I'm pretty sure that the above paragraph represents exactly what's going on in the user's mind for a typical usage of Code.
Tyriar|1 month ago
nacs|1 month ago
In light of this vulnerability, the team may want to revisit some of these assumptions made.
I guarantee the majority of people see a giant modal covering what they're trying to do and just do whatever gets rid of it - ie: the titlebar that says 'Trust this workspace?' and hit the big blue "Yes" button to quickly just get to work.
With AI and agents, there are now a lot of non-dev "casual" users using VS code because they saw something on a Youtube video too that have no clue what dangers they could face just by opening a new project.
Almost noone is going to read some general warning about how it "may" execute code. At the very least, scan the project folder and mention what will be executed (if it contains anything).
Tyriar|1 month ago
With AI the warning needs to appear somewhere, the user would ignore it when opening the folder, or ignore the warning when engaging with agent mode.
dragonwriter|1 month ago
I’m not sure this is possible or non-misleading at the time of granting trust because adding or updating extensions, or changing any content in the folder after trust is granted, can change what will be executed.
oenton|1 month ago
To give some perspective: VS Code isn't my primary IDE, it's more like my browsing IDE. I use it to skim a repo or make minor edits, without waiting for IntelliJ to index the world and initialize an obscene number of plugins I apparently have installed by default. Think—fixing a broken build. If I'm only tweaking or reinstalling dependencies because the package-lock file got corrupted and that's totally not something that happened this week, I don't need all the bells and whistles. Actually I want less because restarting the TypeScript service multiple times is painful, even on a high end Mac.
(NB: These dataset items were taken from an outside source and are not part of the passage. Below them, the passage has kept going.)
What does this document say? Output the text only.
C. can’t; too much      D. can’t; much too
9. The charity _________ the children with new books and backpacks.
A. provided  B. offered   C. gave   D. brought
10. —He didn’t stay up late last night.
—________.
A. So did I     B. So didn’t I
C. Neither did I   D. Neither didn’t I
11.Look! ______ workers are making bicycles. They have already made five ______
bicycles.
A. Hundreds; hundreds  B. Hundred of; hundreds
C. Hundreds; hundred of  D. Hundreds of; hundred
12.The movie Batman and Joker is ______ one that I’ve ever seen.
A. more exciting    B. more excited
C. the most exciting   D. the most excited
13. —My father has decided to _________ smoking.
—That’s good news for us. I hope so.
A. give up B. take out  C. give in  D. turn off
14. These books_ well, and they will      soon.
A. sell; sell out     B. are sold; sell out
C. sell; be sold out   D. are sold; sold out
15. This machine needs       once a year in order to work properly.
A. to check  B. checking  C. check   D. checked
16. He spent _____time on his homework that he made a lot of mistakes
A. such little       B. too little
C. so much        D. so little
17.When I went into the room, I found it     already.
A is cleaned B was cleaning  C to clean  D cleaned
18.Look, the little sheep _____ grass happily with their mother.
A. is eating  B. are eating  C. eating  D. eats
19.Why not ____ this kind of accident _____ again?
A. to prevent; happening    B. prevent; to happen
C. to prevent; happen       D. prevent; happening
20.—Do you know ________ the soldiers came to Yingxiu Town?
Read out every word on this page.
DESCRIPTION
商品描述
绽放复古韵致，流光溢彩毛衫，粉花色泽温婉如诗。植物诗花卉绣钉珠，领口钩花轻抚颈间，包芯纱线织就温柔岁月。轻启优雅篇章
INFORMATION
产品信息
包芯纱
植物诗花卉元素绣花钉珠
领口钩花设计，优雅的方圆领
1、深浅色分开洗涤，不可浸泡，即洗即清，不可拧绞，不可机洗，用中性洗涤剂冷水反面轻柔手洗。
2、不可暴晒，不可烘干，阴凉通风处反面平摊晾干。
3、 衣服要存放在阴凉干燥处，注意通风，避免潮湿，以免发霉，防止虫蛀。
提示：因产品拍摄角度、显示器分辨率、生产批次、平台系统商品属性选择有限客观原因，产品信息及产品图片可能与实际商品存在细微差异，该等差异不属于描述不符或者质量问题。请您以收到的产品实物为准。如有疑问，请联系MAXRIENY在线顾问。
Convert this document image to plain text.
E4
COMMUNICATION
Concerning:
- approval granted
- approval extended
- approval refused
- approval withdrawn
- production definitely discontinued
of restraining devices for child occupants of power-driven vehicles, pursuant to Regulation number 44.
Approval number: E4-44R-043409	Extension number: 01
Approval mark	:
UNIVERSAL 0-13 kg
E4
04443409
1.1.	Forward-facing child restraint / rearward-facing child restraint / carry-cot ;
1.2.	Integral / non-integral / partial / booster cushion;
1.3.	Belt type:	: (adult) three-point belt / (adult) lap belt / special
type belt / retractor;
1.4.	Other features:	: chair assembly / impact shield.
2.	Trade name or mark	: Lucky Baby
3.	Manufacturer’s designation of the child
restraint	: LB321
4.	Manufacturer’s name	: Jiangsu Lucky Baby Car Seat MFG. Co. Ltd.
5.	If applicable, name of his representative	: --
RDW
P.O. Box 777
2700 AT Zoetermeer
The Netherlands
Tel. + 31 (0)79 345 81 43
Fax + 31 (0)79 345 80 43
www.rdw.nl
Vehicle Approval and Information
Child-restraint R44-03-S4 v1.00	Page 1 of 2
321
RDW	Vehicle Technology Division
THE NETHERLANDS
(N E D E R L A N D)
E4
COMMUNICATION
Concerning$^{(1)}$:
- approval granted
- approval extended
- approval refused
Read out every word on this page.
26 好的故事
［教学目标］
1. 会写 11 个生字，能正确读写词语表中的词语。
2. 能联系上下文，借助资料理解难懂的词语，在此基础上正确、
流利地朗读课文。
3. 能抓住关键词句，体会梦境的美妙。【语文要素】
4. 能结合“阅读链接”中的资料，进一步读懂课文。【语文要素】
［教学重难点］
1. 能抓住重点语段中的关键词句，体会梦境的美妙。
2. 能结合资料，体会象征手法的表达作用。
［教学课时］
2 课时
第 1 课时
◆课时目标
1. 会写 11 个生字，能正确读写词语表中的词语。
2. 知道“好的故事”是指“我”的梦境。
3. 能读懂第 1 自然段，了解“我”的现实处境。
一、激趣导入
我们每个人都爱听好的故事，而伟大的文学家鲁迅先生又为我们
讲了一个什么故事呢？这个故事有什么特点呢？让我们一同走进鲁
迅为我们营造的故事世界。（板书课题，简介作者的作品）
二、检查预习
Anyway enough about IntelliJ. This post has some good discussions and I sincerely hope that you (well, and Microsoft) take this feedback seriously and do something about it. I imagine that's hard, as opposed to say <improving some metric collected by telemetry and fed into a dashboard somewhere>, but this is what matters. Remember what Steve Ballmer said about UAC? I don't know if he said anything, but if it didn't work then it's not going to work now.
Aurornis|1 month ago
Have you tried it? It breaks a lot of things that I would not have expected from the dialog. It’s basically regressing to a slightly more advanced notepad.exe with better grepping facilities in some combinations of syntax and plugins.
sbarre|1 month ago
weaksauce|1 month ago
loss of syntax highlighting and to a lesser extent the neovim plugin. maybe having some kind of more granular permission system or a whitelist is the answer here.
opening a folder in vscode shouldn't be dangerous.
sbarre|1 month ago
You're not "opening a folder" though, you're opening a codebase in an IDE, with all the integrations and automations that implies, including running code.
As a developer it's important to understand the context in which you're operating.
If you just want to "open a folder" and browse the contents, that's literally what Restricted mode is for. What you're asking to do is already there.